Ich habe keine täglichen Zeitungsabonnements. Von der Süddeutschen Zeitung habe ich die Wochenendausgabe abonniert, dafür ist auch nur am Wochenende Zeit. Außerdem habe ich die „Federwelt“ abonniert, eine Zeitschrift für Autorinnen und Autoren. Die lese ich meistens in der Bahn.

Wenn ich auf dem Weg von und nach Bremen bin, habe ich auch immer meinen eReader dabei. Früher habe ich gedacht, ich würde nie auf gedruckte Bücher verzichten können. Inzwischen genieße ich es sehr, jederzeit und überall den nächsten Krimi herunterzuladen und gleich lesen zu können. Die KrimiZEITBestenliste zum Beispiel verführt mich immer zu neuen digitalen Käufen und die Tipps von Zoë Beck (deren aktuellen Krimi „Schwarzblende“ man auch unbedingt lesen sollte!). Für Vieles fehlt aber auch oft die Zeit zwischen Radio und Radio und selber schreiben.

Für meine Radiosendungen muss und darf ich darüber hinaus auch Bücher von Autoren lesen, die als Gast eingeladen werden. Auch da habe ich schon viel Tolles entdeckt, auf das ich sonst vielleicht nie aufmerksam geworden wäre. Bei Nordwestradio gibt es immer Donnerstags im Frühprogramm die Rubrik „Wort und Totschlag“, für diese Reihe rezensiere ich neue Krimis. Ich empfehle unbedingt „Die Suche nach Tony Veitch" von William McIlvanney. Unglaubliche Sätze, die man sich am liebsten an die Wand hängen möchte. Und „Girl On the Train“ von Paula Hawkins - wahnsinnig eindrucksvolles Debüt, gerade erschienen.

In Sachen Apps bin ich dafür echt ganz hinten dran. Ich hab eine für Twitter und Facebook, LinkedIn und das Wetter.
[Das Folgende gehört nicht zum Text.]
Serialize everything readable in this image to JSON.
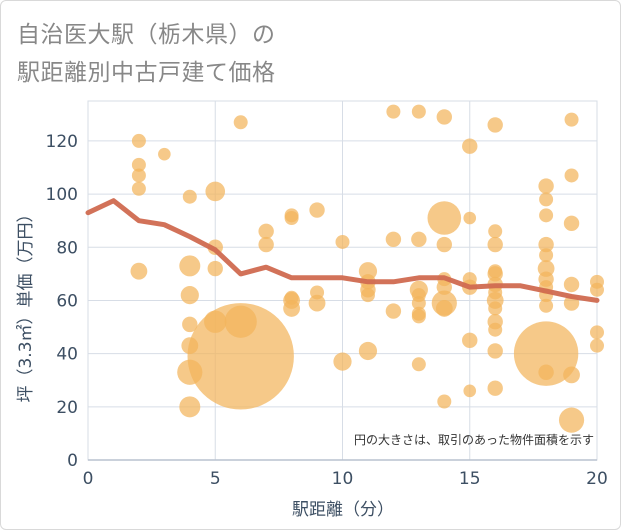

Dann eine fürs Laufen und die wichtigste: DB Navigator. Mit Meerkat muss ich mich noch besser anfreunden.

Meerkat“ ist eine Smartphone-App (iOS und Android), mit der man einen Videolivestream an seine Twitter-Follower senden kann. Die App wurde Anfang 2015 veröffentlicht und erfuhr durch die Tech-Konferenz „South By Southwest“ im texanischen Austin einen großen Popularitätsschub – zumindest in einer extrem technikaffinen Zielgruppe. Twitter reagierte, indem es der App den Zugang zum sogenannten Social Graph abschnitt und verkündete gleichzeitig den Kauf der App „Periscope“ die die nahezu identische Funktionalität wie Meerkat besitzt.
Während ein Teil der Beobachter sagt, das individualisierte und vereinfachte Livestreaming über jedes beliebige Smartphone wäre die nächste große Medien-, wenn nicht gar Weltrevolution, sind andere skeptischer: Der Rummel um Apps wie Meerkat und Periscope sei nur ein weiterer Beweis für die Realitätsferne der Tech-Presse, die aus lauter Angst, das nächste große Ding zu verschlafen, völlig übersehe, dass die Zahl der realen Meerkat- und Periscope-Nutzer verschwindend gering sei.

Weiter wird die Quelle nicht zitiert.